Less well-known is the complement, the Barnett effect.  Take a ferromagnetic material and rotate it. The mechanical rotational angular momentum gets transferred (via rather complicated physics, it turns out) at some rate to the spins of the electrons, causing the material to develop a magnetization along the rotational axis.  This seems amazing to me now, knowing about spin.  It must've really seemed nearly miraculous back in 1915 when it was measured by Barnett.

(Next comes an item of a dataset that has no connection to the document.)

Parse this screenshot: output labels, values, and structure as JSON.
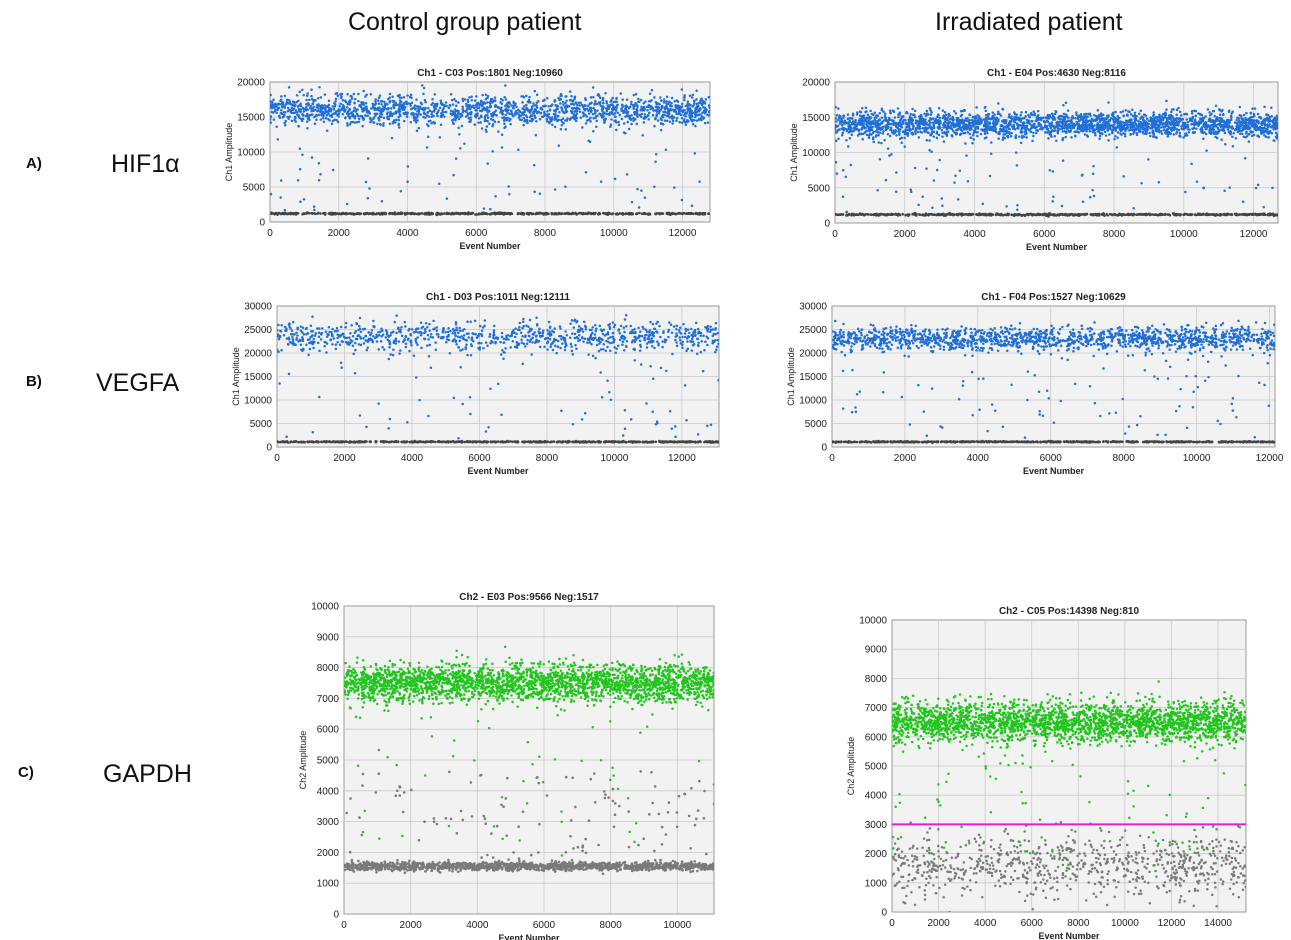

So, how did Barnett actually measure this, with the technology available in 1915?  Here's the basic diagram of the scheme from the original paper:


There are two rods that can each be rotated about its long axis.  The rods pass through counterwound coils, so that if there is a differential change in magnetic flux through the two coils, that generates a current that flows through the fluxmeter.  The Grassot fluxmeter is a fancy galvanometer - basically a coil suspended on a torsion fiber between poles of a magnet.  Current through that coil leads to a torque on the fiber, which is detected in this case by deflection of a beam of light bounced off a mirror mounted on the fiber.  The paper describes the setup in great detail, and getting this to work clearly involved meticulous experimental technique and care.  It's impressive how people were able to do this kind of work without all the modern electronics that we take for granted.  Respect.

4 comments:

Anonymous said...

Very cool! I really wish we could do more to bring back this style of science, low-budget but high in cleverness. I see this style of science with Youtube amateur scientists (Ben Krasnow - homemade SEM, Sam Zeloof - homemade IC chips), but Doug what can we do to promote this in research labs and universities? When I was an undergrad at Princeton our labs weren't much more than regurgitation of the lab manuals. And during grad school the pressure to get results meant that spending money was better than spending time.

Douglas Natelson said...

Anon, good question. The various maker-space/exploratory learning approach to lab instruction are a way to try this, but for a lot of students they're just a source of painful frustration. (And I've had colleagues at various times say that MacGyver-esque labs don't necessarily teach much physics, but it's not clear that's really the point of undergrad labs. Instructionally I think we're trying to teach techniques, care/logic, and resourcefulness more than confirming theoretical models.) Regarding grad school, there is always room for innovation in technique, but I get your point. My thesis adviser built his own dilution refrigerator while a grad student at Cornell. These days b.c of the pressure for quick results it would be absolutely self-defeating for a new PI to have students spend time building complex apparatus if it was possible instead to get going doing science with commercial equipment. Many students don't have the same gear-head building skills that used to be cultivated, but on the other hand probably know enormously more about computer control of equipment and analysis of large data sets.

Anonymous said...

This isn't really related, but since Doug you are a true to heart nano-guy, I wonder if you could do a blog post about the "Graphene Nano Spray" for cars that is getting popular on social media?

https://www.goldeagle.com/product/303-graphene-nano-spray-coating/amp/

Douglas Natelson said...

Anon, I don’t think it’s a great idea to spray bullshit onto a car....